Ms Sturgeon also told MSPs that David Coburn, the Ukip MEP who likened Mr Yousaf to the convicted terrorist Abu Hamza, was not fit to be an elected representative.
MSPs last night voted unanimously to condemn the recent comments by Mr Coburn, who is reported to have said, ''Humza Yousaf, or as I call him, Abu Hamza".
Ms Sturgeon said his remarks were "utterly reprehensible".
"The Scottish Parliament yesterday stood in solidarity with our friend and colleague Humza Yousaf and voted unanimously to censor Mr Coburn," she said.
"My clear view is that he is simply not fit to represent the people of Scotland in the European Parliament or anywhere else."
Ukip leader Nigel Farage said Mr Coburn, who was elected as an MEP last May, had been ''telling a joke in poor taste''.
Mr Farage added he was not ''terribly exercised'' about the row and acknowledged ''people do make mistakes''.

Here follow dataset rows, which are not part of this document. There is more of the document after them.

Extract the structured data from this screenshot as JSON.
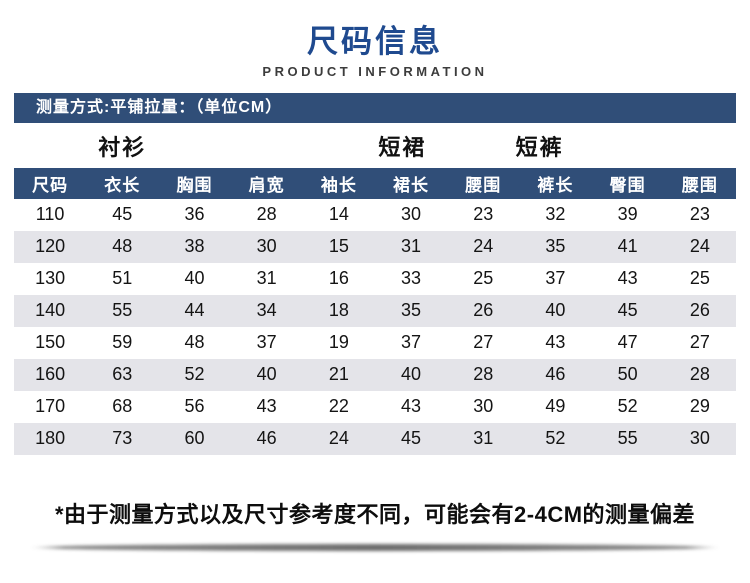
{
  "page": {
    "title": "尺码信息",
    "subtitle": "PRODUCT INFORMATION",
    "measure_note": "测量方式:平铺拉量：（单位CM）",
    "footnote": "*由于测量方式以及尺寸参考度不同，可能会有2-4CM的测量偏差"
  },
  "colors": {
    "title_blue": "#1f4a8f",
    "header_navy": "#304e78",
    "stripe_gray": "#e4e4e9"
  },
  "table": {
    "groups": [
      "衬衫",
      "短裙",
      "短裤"
    ],
    "columns": [
      "尺码",
      "衣长",
      "胸围",
      "肩宽",
      "袖长",
      "裙长",
      "腰围",
      "裤长",
      "臀围",
      "腰围"
    ],
    "rows": [
      [
        "110",
        "45",
        "36",
        "28",
        "14",
        "30",
        "23",
        "32",
        "39",
        "23"
      ],
      [
        "120",
        "48",
        "38",
        "30",
        "15",
        "31",
        "24",
        "35",
        "41",
        "24"
      ],
      [
        "130",
        "51",
        "40",
        "31",
        "16",
        "33",
        "25",
        "37",
        "43",
        "25"
      ],
      [
        "140",
        "55",
        "44",
        "34",
        "18",
        "35",
        "26",
        "40",
        "45",
        "26"
      ],
      [
        "150",
        "59",
        "48",
        "37",
        "19",
        "37",
        "27",
        "43",
        "47",
        "27"
      ],
      [
        "160",
        "63",
        "52",
        "40",
        "21",
        "40",
        "28",
        "46",
        "50",
        "28"
      ],
      [
        "170",
        "68",
        "56",
        "43",
        "22",
        "43",
        "30",
        "49",
        "52",
        "29"
      ],
      [
        "180",
        "73",
        "60",
        "46",
        "24",
        "45",
        "31",
        "52",
        "55",
        "30"
      ]
    ]
  }
}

Colin Macfarlane, director of equality charity Stonewall Scotland, said: "We welcome the First Minister's strong condemnation of the homophobic abuse aimed at Ruth Davidson MSP online and the SNP's decision to suspend the party member pending an investigation.
"The vile and offensive language aimed at Ms Davidson is unacceptable."
Ms Davidson later wrote on Twitter that the individual responsible for the abuse had phoned her office to apologise.
She said: "Showed genuine contrition and says he won't make anti-gay statements again. I accepted his apology."
A Conservative spokesman confirmed that Ms Davidson did not intend to pursue the matter further.